Testata:La Repubblica - L'Unità - Il Fatto Quotidiano - Il Manifesto
Autore: Adriano Sofri
Titolo: «Gli innocenti»
Riprendiamo da REPUBBLICA di oggi, 17/07/2014, a pagg.1-15, l'articolo di Adriano sofri dal titolo " Gli innocenti ".
Sofri accetta i dati diffusi dalle fonti di Gaza (cioé di Hamas) circa il conteggio dei morti e la proporzione delle vittime civili, condanna come illegittimo e disumano l'avvertimento israeliano ai civili che vivono nelle zone di combattimento, volto a salvar loro la vita,  utilizza la consueta, menzognera formula della "prigione a cielo aperto" e attribusice a questa presunta condizione il dominio di Hamas.
In realtà, i controlli alle frontiere di Gaza (che in ogni caso non la trasformano affatto in una prigione) si sono resi necessari precisamente perché Hamas, un gruppo terroristico votato alla distruzione di Israele, ha preso il controllo della Strisica.
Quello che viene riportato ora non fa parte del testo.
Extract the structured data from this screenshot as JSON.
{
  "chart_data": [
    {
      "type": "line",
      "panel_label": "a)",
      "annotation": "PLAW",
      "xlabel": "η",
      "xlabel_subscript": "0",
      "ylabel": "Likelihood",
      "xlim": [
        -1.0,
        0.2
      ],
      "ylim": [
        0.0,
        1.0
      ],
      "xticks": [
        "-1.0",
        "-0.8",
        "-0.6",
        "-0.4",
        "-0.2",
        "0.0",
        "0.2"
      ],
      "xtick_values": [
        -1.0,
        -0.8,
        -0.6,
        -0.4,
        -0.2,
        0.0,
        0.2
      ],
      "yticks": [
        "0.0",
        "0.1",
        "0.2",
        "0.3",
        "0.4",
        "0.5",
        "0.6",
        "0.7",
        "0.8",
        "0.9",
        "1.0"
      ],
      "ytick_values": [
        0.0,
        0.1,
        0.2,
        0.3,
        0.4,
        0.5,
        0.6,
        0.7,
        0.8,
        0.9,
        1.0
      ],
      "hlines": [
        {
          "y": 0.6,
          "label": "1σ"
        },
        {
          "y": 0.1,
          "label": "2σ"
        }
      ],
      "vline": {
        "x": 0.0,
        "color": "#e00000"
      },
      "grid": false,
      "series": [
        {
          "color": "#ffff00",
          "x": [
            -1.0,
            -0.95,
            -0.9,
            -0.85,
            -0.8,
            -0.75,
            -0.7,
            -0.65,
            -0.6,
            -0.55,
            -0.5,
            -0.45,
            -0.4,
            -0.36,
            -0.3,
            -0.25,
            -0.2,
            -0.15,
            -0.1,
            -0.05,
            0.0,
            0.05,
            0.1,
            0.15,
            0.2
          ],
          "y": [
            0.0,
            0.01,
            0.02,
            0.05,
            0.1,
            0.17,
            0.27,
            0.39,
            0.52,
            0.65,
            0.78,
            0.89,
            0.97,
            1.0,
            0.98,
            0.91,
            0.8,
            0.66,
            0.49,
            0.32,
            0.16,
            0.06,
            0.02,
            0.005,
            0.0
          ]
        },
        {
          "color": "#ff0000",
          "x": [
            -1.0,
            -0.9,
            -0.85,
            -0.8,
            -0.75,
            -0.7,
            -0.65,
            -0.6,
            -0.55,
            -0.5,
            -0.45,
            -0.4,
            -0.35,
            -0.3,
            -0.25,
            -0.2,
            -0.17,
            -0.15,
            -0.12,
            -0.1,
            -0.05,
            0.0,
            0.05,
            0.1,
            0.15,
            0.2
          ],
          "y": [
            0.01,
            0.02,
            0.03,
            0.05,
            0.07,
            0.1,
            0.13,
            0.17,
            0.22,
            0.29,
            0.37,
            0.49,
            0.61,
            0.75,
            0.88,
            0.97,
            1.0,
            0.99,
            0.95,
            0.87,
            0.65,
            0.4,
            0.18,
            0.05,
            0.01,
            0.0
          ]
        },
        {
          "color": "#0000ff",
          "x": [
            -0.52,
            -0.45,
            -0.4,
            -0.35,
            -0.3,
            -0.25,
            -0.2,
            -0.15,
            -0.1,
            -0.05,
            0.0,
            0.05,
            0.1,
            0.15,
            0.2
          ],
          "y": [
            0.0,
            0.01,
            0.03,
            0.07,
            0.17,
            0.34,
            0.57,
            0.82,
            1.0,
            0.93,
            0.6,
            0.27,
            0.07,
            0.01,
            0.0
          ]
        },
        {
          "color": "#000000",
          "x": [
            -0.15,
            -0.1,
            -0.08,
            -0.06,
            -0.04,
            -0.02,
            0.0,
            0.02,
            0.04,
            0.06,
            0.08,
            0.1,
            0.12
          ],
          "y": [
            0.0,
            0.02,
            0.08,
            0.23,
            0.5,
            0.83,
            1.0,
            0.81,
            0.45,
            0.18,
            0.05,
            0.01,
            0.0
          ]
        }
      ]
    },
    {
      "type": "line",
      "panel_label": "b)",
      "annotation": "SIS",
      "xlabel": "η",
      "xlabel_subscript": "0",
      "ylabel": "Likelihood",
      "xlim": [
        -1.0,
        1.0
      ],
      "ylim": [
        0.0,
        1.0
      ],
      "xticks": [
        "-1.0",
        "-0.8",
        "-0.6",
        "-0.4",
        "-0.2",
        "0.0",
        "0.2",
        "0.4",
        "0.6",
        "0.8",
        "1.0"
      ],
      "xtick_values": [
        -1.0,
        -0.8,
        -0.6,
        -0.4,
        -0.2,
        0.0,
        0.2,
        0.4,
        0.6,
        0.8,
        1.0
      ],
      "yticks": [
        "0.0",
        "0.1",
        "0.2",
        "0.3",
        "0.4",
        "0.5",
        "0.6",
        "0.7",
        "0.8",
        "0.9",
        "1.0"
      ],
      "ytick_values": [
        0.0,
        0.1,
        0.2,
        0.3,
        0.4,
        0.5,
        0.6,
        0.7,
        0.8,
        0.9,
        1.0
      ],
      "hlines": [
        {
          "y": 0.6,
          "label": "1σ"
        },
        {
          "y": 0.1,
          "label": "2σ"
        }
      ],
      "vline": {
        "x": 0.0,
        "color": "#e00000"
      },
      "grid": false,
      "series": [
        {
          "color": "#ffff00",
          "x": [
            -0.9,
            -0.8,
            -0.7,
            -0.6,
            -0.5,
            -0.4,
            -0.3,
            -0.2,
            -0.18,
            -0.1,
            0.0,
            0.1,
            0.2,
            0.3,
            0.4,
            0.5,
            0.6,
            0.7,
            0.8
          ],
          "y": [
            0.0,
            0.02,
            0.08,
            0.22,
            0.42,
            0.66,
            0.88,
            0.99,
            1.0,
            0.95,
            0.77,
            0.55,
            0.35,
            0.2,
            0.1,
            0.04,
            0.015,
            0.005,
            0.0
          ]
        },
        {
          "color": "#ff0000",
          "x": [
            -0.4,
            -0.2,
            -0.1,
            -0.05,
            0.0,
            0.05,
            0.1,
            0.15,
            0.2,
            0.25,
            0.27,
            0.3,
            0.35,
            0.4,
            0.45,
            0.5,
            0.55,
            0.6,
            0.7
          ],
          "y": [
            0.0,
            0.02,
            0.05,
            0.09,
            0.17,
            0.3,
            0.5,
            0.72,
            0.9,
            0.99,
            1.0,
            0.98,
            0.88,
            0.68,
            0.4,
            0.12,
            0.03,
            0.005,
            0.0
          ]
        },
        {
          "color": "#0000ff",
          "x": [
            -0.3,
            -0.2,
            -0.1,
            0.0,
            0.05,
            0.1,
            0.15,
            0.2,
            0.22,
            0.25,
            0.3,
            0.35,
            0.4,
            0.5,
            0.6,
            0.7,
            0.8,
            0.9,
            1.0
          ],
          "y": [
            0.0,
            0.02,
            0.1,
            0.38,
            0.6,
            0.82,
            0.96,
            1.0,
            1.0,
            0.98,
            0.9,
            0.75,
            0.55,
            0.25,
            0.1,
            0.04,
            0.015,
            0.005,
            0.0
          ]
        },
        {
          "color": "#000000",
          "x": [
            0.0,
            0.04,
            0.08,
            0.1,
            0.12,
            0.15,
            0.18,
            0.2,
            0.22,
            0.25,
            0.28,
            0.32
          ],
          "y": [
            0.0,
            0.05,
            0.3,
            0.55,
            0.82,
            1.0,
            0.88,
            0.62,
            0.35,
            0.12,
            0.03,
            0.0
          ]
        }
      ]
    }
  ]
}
In molti quotidiani di oggi si rileva la volontà di giungere sbrigativamente a una condanna sommaria di Israele per la morte dei quattro bambini a Gaza: segnaliamo in particolare l'articolo di Umberto de Giovannangeli pubblicato a pag. 7 dall'UNITA', con il titolo "Gaza l'orrore senza fine uccisi 4 bambini palestinesi".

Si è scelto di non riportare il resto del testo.